I am a little concerned cause the positive cable is pretty corroded. I cut away about 2 inches to make a new contact and even then, deep inside the copper braids, it's all green dust.


Get a new cable---this one is toast ---once it is up into the wires it will only get worse

You should be reading approx 14 volts at idle, rev it up a little and it should not go up above 1 or 2 more volts, if it does not rise above 12 there is a good chance it is the alt

what's your ammeter reading with it running? to the left or right of zero and by how much?

There's another recent post on alternators that talks about how to test the VR but assuming it is fairly new also check it is hooked up correctly
 
I'm trying to find an ammeter to get a reading. What would left or right of zero indicate? What should the reading be?

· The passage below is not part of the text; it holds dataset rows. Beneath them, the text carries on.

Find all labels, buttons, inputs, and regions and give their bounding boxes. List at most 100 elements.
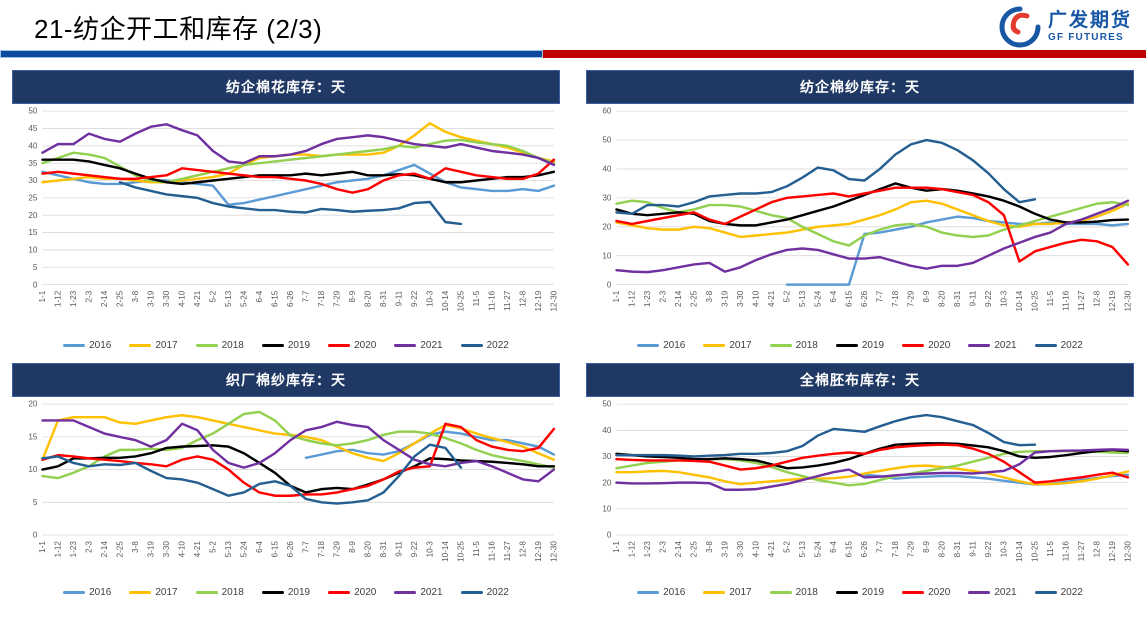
gf-futures-logo: 广发期货 GF FUTURES — [999, 6, 1132, 48]
svg-text:3-30: 3-30 — [736, 290, 745, 307]
svg-text:25: 25 — [28, 194, 38, 203]
svg-text:7-7: 7-7 — [302, 541, 311, 553]
svg-text:7-29: 7-29 — [333, 541, 342, 558]
legend-label: 2021 — [994, 587, 1017, 599]
legend-item-2018: 2018 — [769, 587, 818, 598]
legend-label: 2017 — [729, 587, 752, 599]
line-chart-yarn-inventory-weavers: 0 5 10 15 20 1-1 1-12 1-23 2-3 2-14 2-25 3-8 3-19 3-3… — [12, 397, 560, 586]
chart-title: 纺企棉纱库存：天 — [586, 70, 1134, 104]
svg-text:35: 35 — [28, 159, 38, 168]
svg-text:5: 5 — [33, 498, 38, 507]
svg-text:3-30: 3-30 — [162, 541, 171, 558]
svg-text:40: 40 — [28, 141, 38, 150]
svg-text:11-5: 11-5 — [1046, 290, 1055, 306]
legend-label: 2019 — [861, 340, 885, 352]
svg-text:6-26: 6-26 — [286, 290, 295, 307]
svg-text:4-10: 4-10 — [178, 541, 187, 558]
svg-text:9-22: 9-22 — [984, 290, 993, 307]
svg-text:1-1: 1-1 — [612, 290, 621, 302]
legend-item-2016: 2016 — [63, 587, 111, 598]
svg-text:1-23: 1-23 — [69, 541, 78, 558]
svg-text:1-1: 1-1 — [612, 541, 621, 553]
svg-text:11-27: 11-27 — [1077, 541, 1086, 562]
svg-text:2-25: 2-25 — [116, 541, 125, 558]
svg-text:10-25: 10-25 — [457, 541, 466, 562]
legend-line-swatch — [703, 344, 726, 348]
legend-label: 2018 — [795, 340, 818, 352]
svg-text:6-15: 6-15 — [271, 541, 280, 558]
panel-yarn-inventory-weavers: 织厂棉纱库存：天 0 5 10 15 20 1-1 1-12 1-23 2-3 2-14 2-25 3… — [12, 363, 560, 598]
legend-item-2020: 2020 — [328, 340, 376, 351]
divider-blue-segment — [0, 50, 544, 58]
svg-text:8-9: 8-9 — [922, 541, 931, 553]
svg-text:5-2: 5-2 — [783, 290, 792, 302]
svg-text:8-31: 8-31 — [379, 541, 388, 558]
divider-red-segment — [543, 50, 1146, 58]
svg-text:8-9: 8-9 — [922, 290, 931, 302]
svg-text:3-19: 3-19 — [721, 290, 730, 307]
legend-line-swatch — [328, 344, 351, 348]
svg-text:1-12: 1-12 — [628, 290, 637, 307]
svg-text:9-11: 9-11 — [395, 290, 404, 306]
svg-text:1-12: 1-12 — [54, 290, 63, 307]
legend-item-2021: 2021 — [968, 340, 1017, 351]
svg-text:11-16: 11-16 — [488, 541, 497, 562]
svg-text:4-10: 4-10 — [752, 290, 761, 307]
chart-legend: 2016 2017 2018 2019 2020 2021 2022 — [12, 587, 560, 598]
legend-label: 2016 — [89, 587, 112, 599]
svg-text:30: 30 — [28, 176, 38, 185]
legend-item-2020: 2020 — [328, 587, 376, 598]
svg-text:12-19: 12-19 — [534, 541, 543, 562]
svg-text:0: 0 — [607, 531, 612, 540]
svg-text:0: 0 — [33, 531, 38, 540]
svg-text:12-19: 12-19 — [1108, 290, 1117, 311]
svg-text:8-9: 8-9 — [348, 541, 357, 553]
legend-label: 2019 — [861, 587, 885, 599]
legend-item-2017: 2017 — [129, 340, 178, 352]
svg-text:20: 20 — [602, 222, 612, 231]
svg-text:3-30: 3-30 — [736, 541, 745, 558]
svg-text:4-21: 4-21 — [767, 290, 776, 307]
legend-item-2016: 2016 — [63, 340, 111, 351]
svg-text:10-14: 10-14 — [1015, 541, 1024, 562]
legend-item-2021: 2021 — [394, 340, 443, 351]
legend-line-swatch — [1034, 344, 1057, 348]
svg-text:7-29: 7-29 — [907, 290, 916, 307]
svg-text:2-25: 2-25 — [116, 290, 125, 307]
svg-text:0: 0 — [607, 280, 612, 289]
svg-text:3-8: 3-8 — [705, 290, 714, 302]
svg-text:8-20: 8-20 — [364, 290, 373, 307]
logo-name-cn: 广发期货 — [1047, 10, 1132, 31]
legend-item-2018: 2018 — [195, 587, 244, 598]
legend-label: 2019 — [287, 587, 311, 599]
svg-text:7-18: 7-18 — [891, 290, 900, 307]
svg-text:10-25: 10-25 — [1031, 290, 1040, 311]
legend-label: 2017 — [155, 340, 178, 352]
svg-text:10-3: 10-3 — [1000, 290, 1009, 307]
legend-line-swatch — [637, 344, 660, 348]
legend-line-swatch — [460, 344, 483, 348]
svg-text:2-3: 2-3 — [659, 541, 668, 553]
svg-text:1-1: 1-1 — [38, 541, 47, 553]
svg-text:10-25: 10-25 — [1031, 541, 1040, 562]
legend-line-swatch — [63, 344, 86, 348]
svg-text:10: 10 — [602, 251, 612, 260]
svg-text:6-15: 6-15 — [845, 290, 854, 307]
svg-text:5-24: 5-24 — [240, 541, 249, 558]
svg-text:2-14: 2-14 — [100, 541, 109, 558]
legend-line-swatch — [902, 344, 925, 348]
svg-text:10: 10 — [602, 505, 612, 514]
legend-item-2022: 2022 — [460, 587, 509, 598]
svg-text:45: 45 — [28, 124, 38, 133]
chart-legend: 2016 2017 2018 2019 2020 2021 2022 — [12, 340, 560, 351]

I do have the Toyota repair manual that goes through the steps of checking the VR - whether or not I'm technically capable of following them though is another thing ;)
 
ammeter

I meant the gage--is yours not working?


at zero it means it is balanced and fully charged battery

to the left of zeo the battery is draining to the right the altenator is charging to provide the current
 
Haha - yeah, nothing in the console works. I have a separate voltmeter but that's it.

Anyway I brought it into the shop and the mechanic said it was a combination of things - a badly corroded cable that wasn't getting the current to the alternator, a blown fuse (!) and a loose connection in the VR. Does that make sense? I was surprised about the fuse - I never imagines that fitting into the whole cycle.